Nessie's tank needs a ton more plants. That is why you're having problems with feeding. He needs something to block his view when you feed the CPO. Also, as I'm sure you know from reading this forum, Betta are not open-water fish. They dwell in heavy cover and shade.

If parents allow, I'd invest in enough plants so that the entire back and side are covered. A good rule of thumb is only 25%-30% of a Betta tank should be un-planted. Or, as we're fond of saying: You shouldn't be able to see your Betta by just glancing at the tank. Plants are way, way more important than caves and other hides.

I'm adding CPO and Brazos to my 20 long when I get it all straightened out. I love those little critters. So much fun to watch. BTW, I learned about turning something to the front when I got Larry the Vampire Shrimp. Until then I never say him because the tank was so danged dense.


----------



## AccaliaJay (Feb 5, 2015)

From Ionia is about 2 and half hours from me. Ever gone near Manistee?

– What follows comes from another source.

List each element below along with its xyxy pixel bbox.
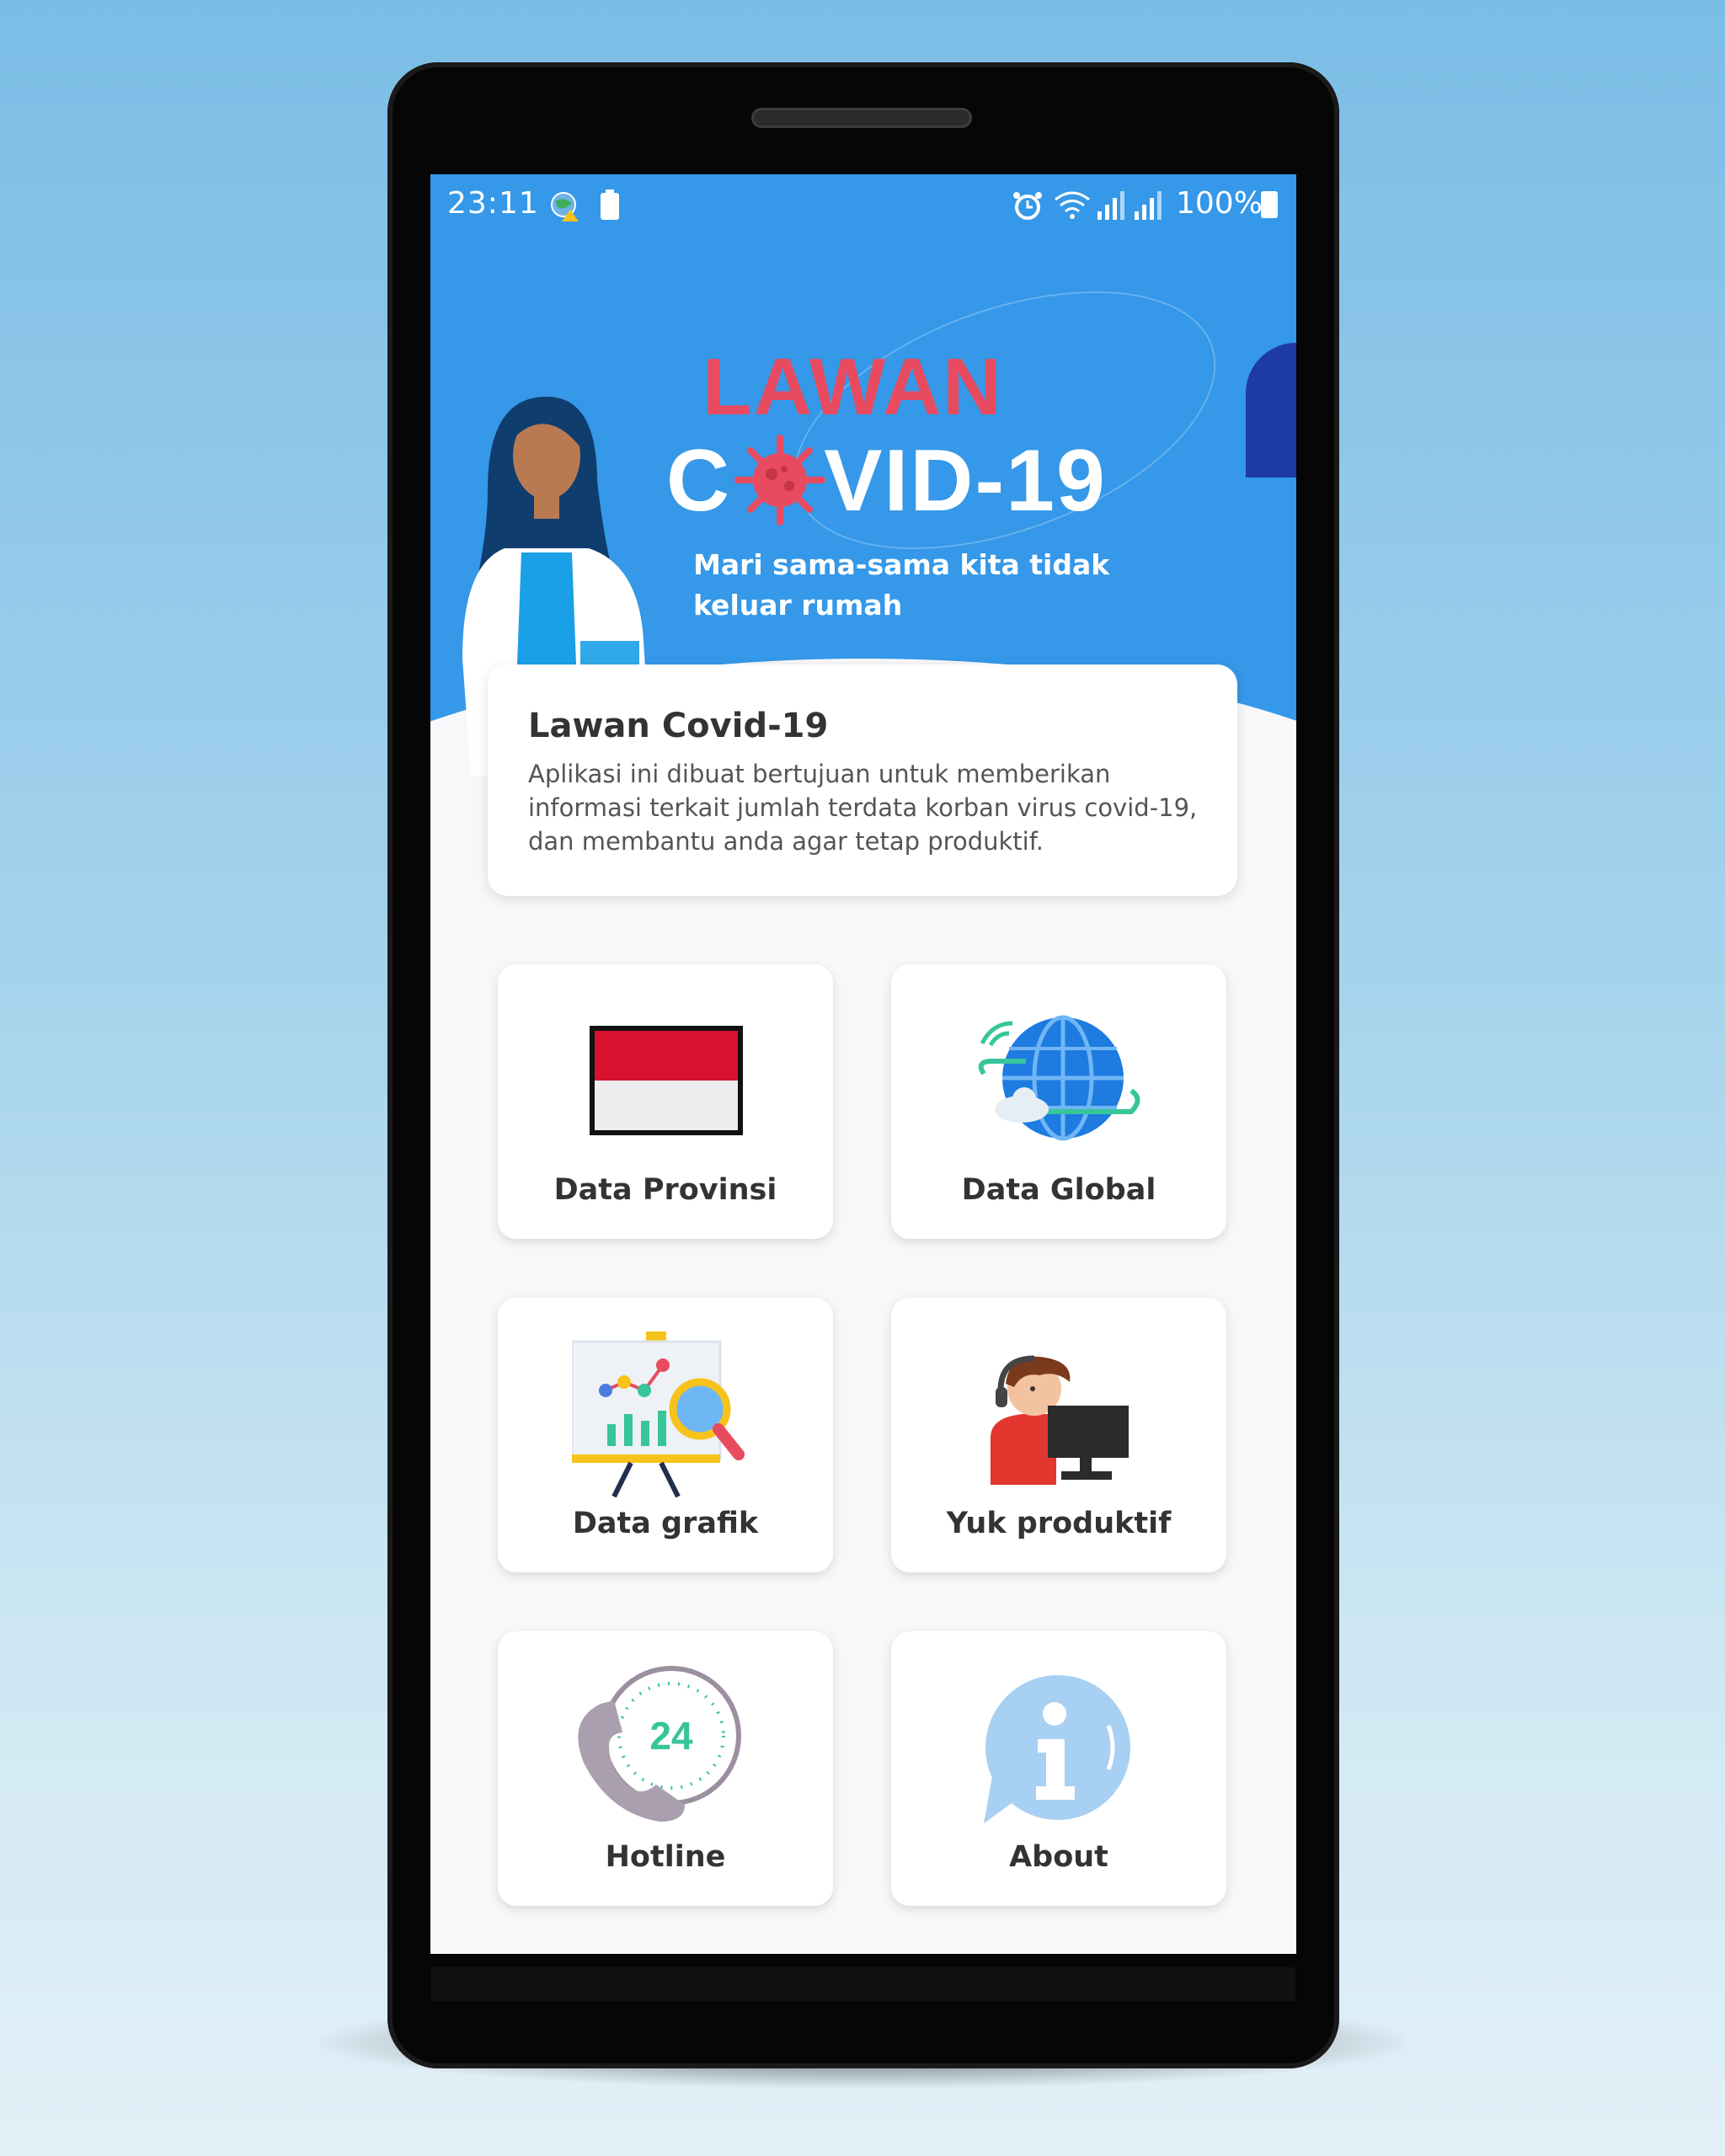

I would love to get that much plant cover XD I have alot of fake plants but my bettas always end up with damaged fins when their in the tank. So I keep them in tanks with shorter finned fish. Which right now is none lol. But yeah I know I need more plants. Right now I don't have any tall plants because my water wisteria was recently trimmed down for window experimentation. Right now all I can do is work on earning money from bigger chores and then ask my parents for some here and there. My mom only wants to order from amazon so its hard not to kill the money I have saved up due to shipping prices. I've been looking for taller plants and floating plants recently. I'm liking Vallisneria, Hornwort and floating plants that grow long roots. I think their cool looking.


----------